William Bond and John Adams Whipple captured the first daguerreotype image of Vega on the 17th of July 1850 at the Harvard College Observatory. This event marked the first time any star other than the Sun had been photographed.
What is the spectral class and main-sequence lifetime of Vega?
Vega has a spectral class of A0V making it a blue-tinged white main-sequence star with an expected lifespan of roughly one billion years. The current age of this star is about 700 million years which represents half its total main-sequence lifespan.
How does the rotation speed of Vega compare to the Sun?
Vega rotates with a period of 16.3 hours which is much faster than the Sun's rotational period. Observations confirm that the equator bulges outward due to centrifugal effects creating an oblate shape similar to Jupiter and Saturn.

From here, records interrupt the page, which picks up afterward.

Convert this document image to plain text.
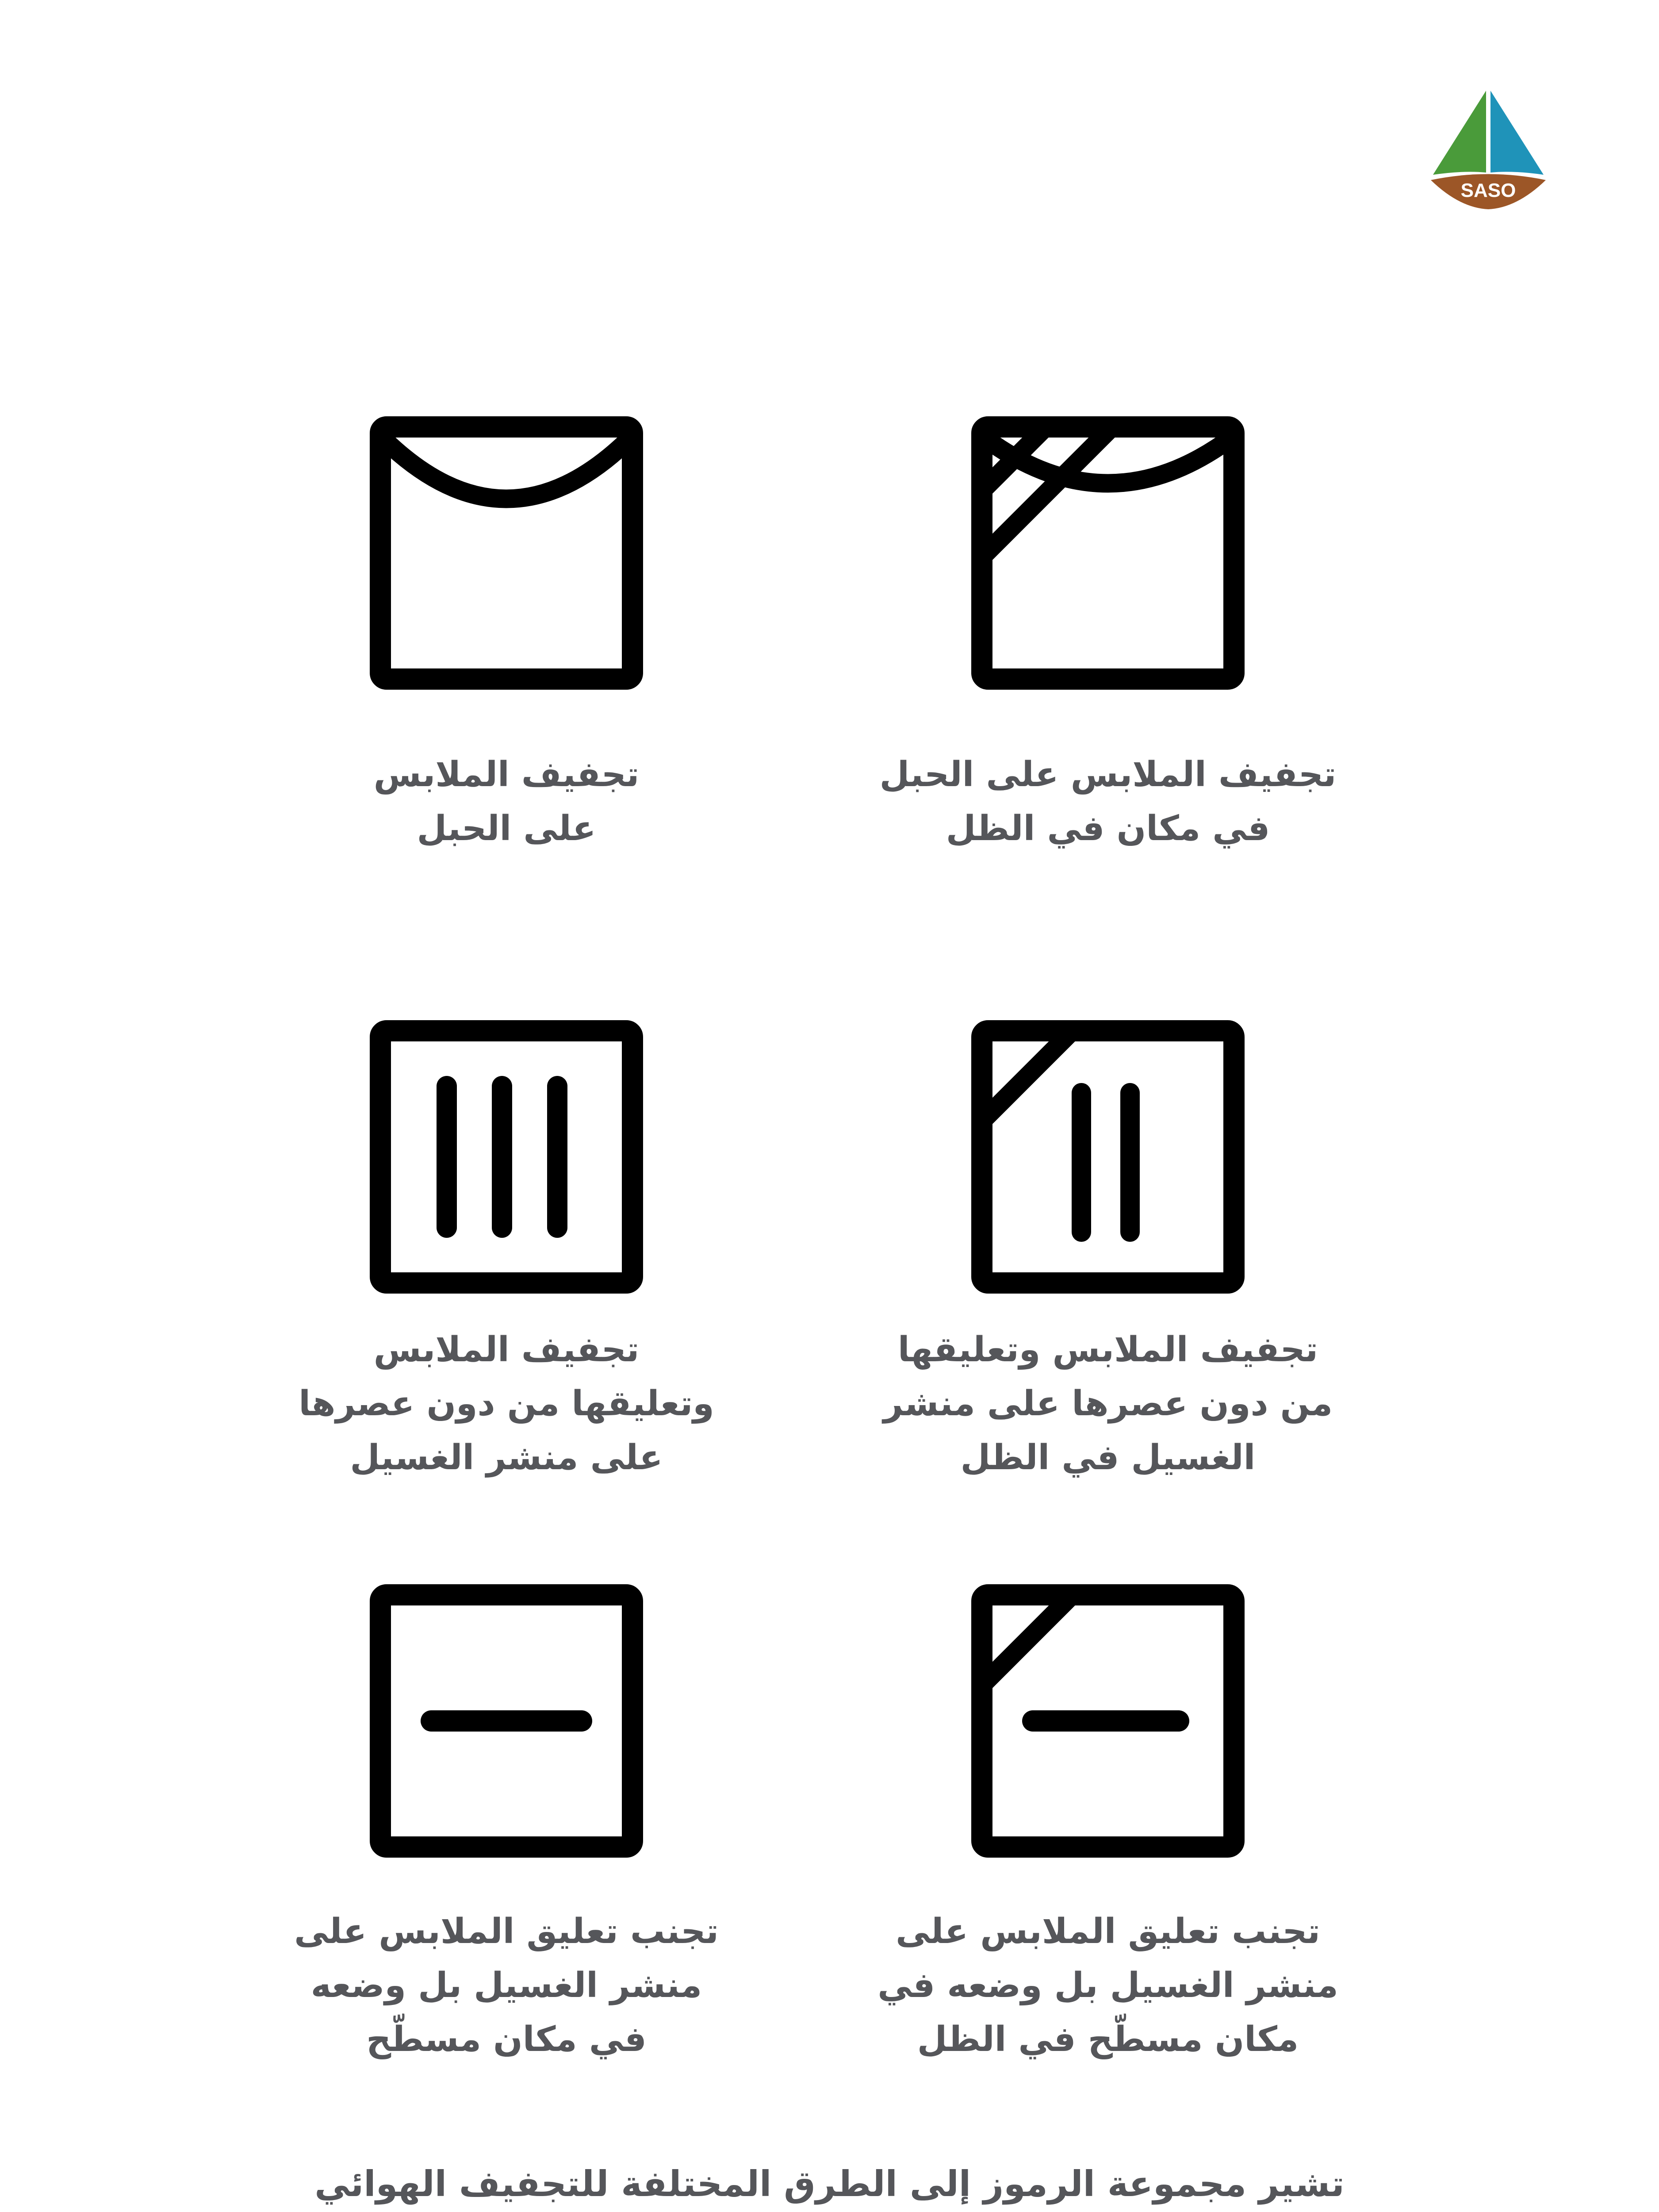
SASO
تجفيف الملابس على الحبل
في مكان في الظل
تجفيف الملابس
على الحبل
تجفيف الملابس وتعليقها
من دون عصرها على منشر
الغسيل في الظل
تجفيف الملابس
وتعليقها من دون عصرها
على منشر الغسيل
تجنب تعليق الملابس على
منشر الغسيل بل وضعه في
مكان مسطّح في الظل
تجنب تعليق الملابس على
منشر الغسيل بل وضعه
في مكان مسطّح
تشير مجموعة الرموز إلى الطرق المختلفة للتجفيف الهوائي
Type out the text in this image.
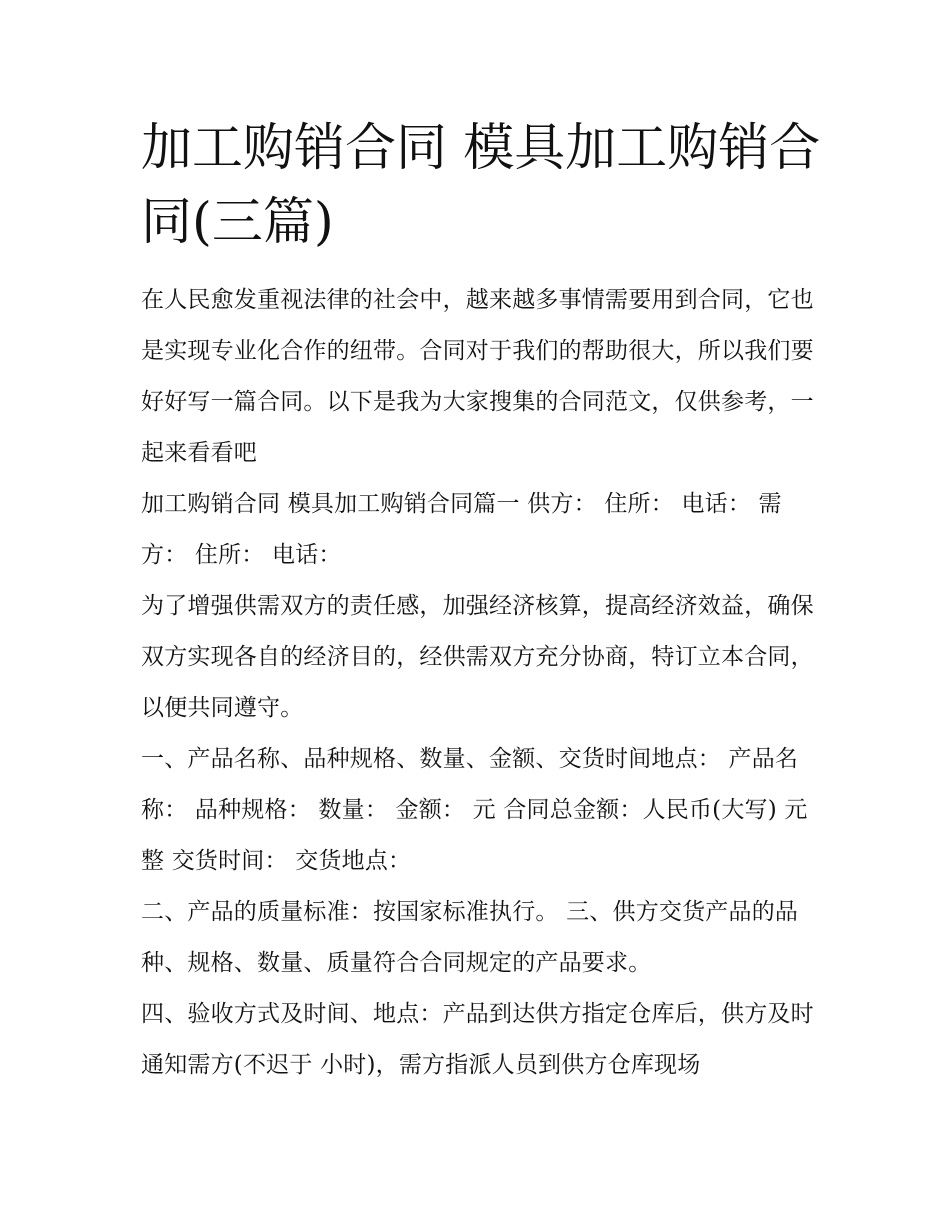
加工购销合同 模具加工购销合同(三篇)

在人民愈发重视法律的社会中，越来越多事情需要用到合同，它也是实现专业化合作的纽带。合同对于我们的帮助很大，所以我们要好好写一篇合同。以下是我为大家搜集的合同范文，仅供参考，一起来看看吧

加工购销合同 模具加工购销合同篇一 供方： 住所： 电话： 需方： 住所： 电话：

为了增强供需双方的责任感，加强经济核算，提高经济效益，确保双方实现各自的经济目的，经供需双方充分协商，特订立本合同，以便共同遵守。

一、产品名称、品种规格、数量、金额、交货时间地点： 产品名称： 品种规格： 数量： 金额： 元 合同总金额：人民币(大写) 元整 交货时间： 交货地点：

二、产品的质量标准：按国家标准执行。 三、供方交货产品的品种、规格、数量、质量符合合同规定的产品要求。

四、验收方式及时间、地点：产品到达供方指定仓库后，供方及时通知需方(不迟于 小时)，需方指派人员到供方仓库现场
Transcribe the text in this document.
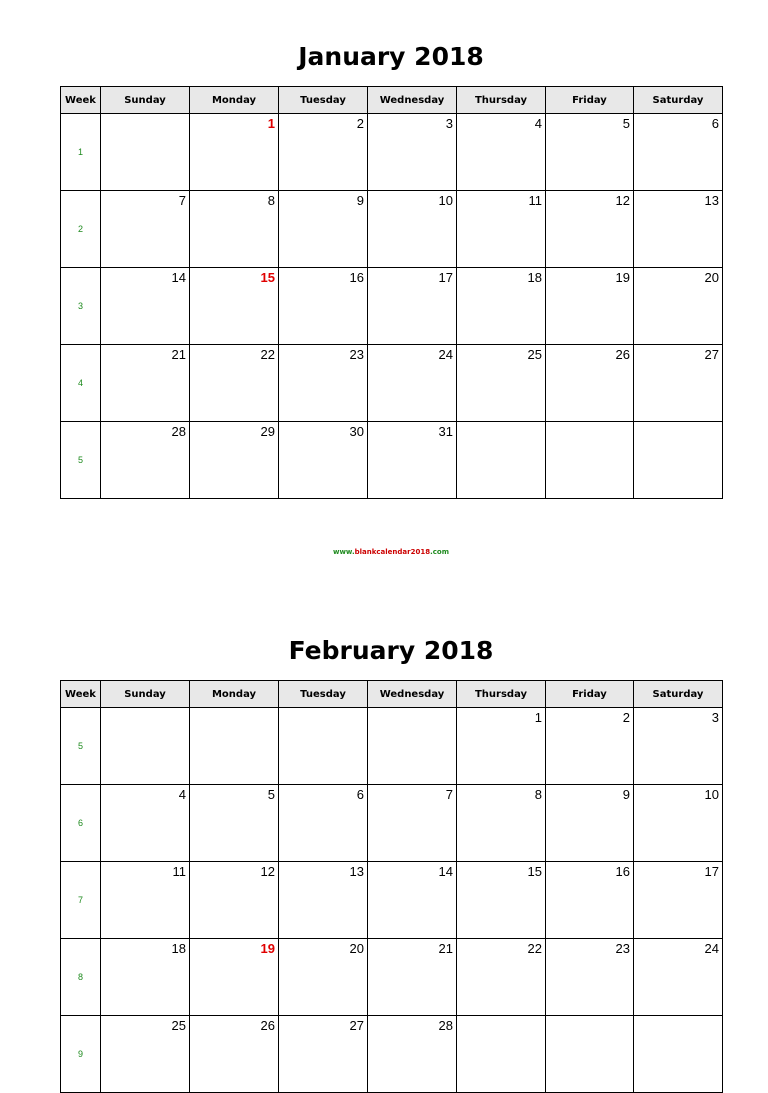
January 2018
Week	Sunday	Monday	Tuesday	Wednesday	Thursday	Friday	Saturday
1		1	2	3	4	5	6

2	7	8	9	10	11	12	13

3	14	15	16	17	18	19	20

4	21	22	23	24	25	26	27

5	28	29	30	31			

www.blankcalendar2018.com
February 2018
Week	Sunday	Monday	Tuesday	Wednesday	Thursday	Friday	Saturday
5					1	2	3

6	4	5	6	7	8	9	10

7	11	12	13	14	15	16	17

8	18	19	20	21	22	23	24

9	25	26	27	28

Who named Vega and what does the name mean in Arabic?
The name Vega derives from the Arabic term Al Nesr al Waki which appeared in the Al Achsasi al Mouakket star catalogue. Translated into Latin as Vultur Cadens the phrase means falling eagle or vulture.
When did astronomers discover infrared radiation excess around Vega?
The Infrared Astronomical Satellite discovered an excess of infrared radiation coming from the star in 1983. This discovery marked the first time a star was found to have a disk of dust surrounding it.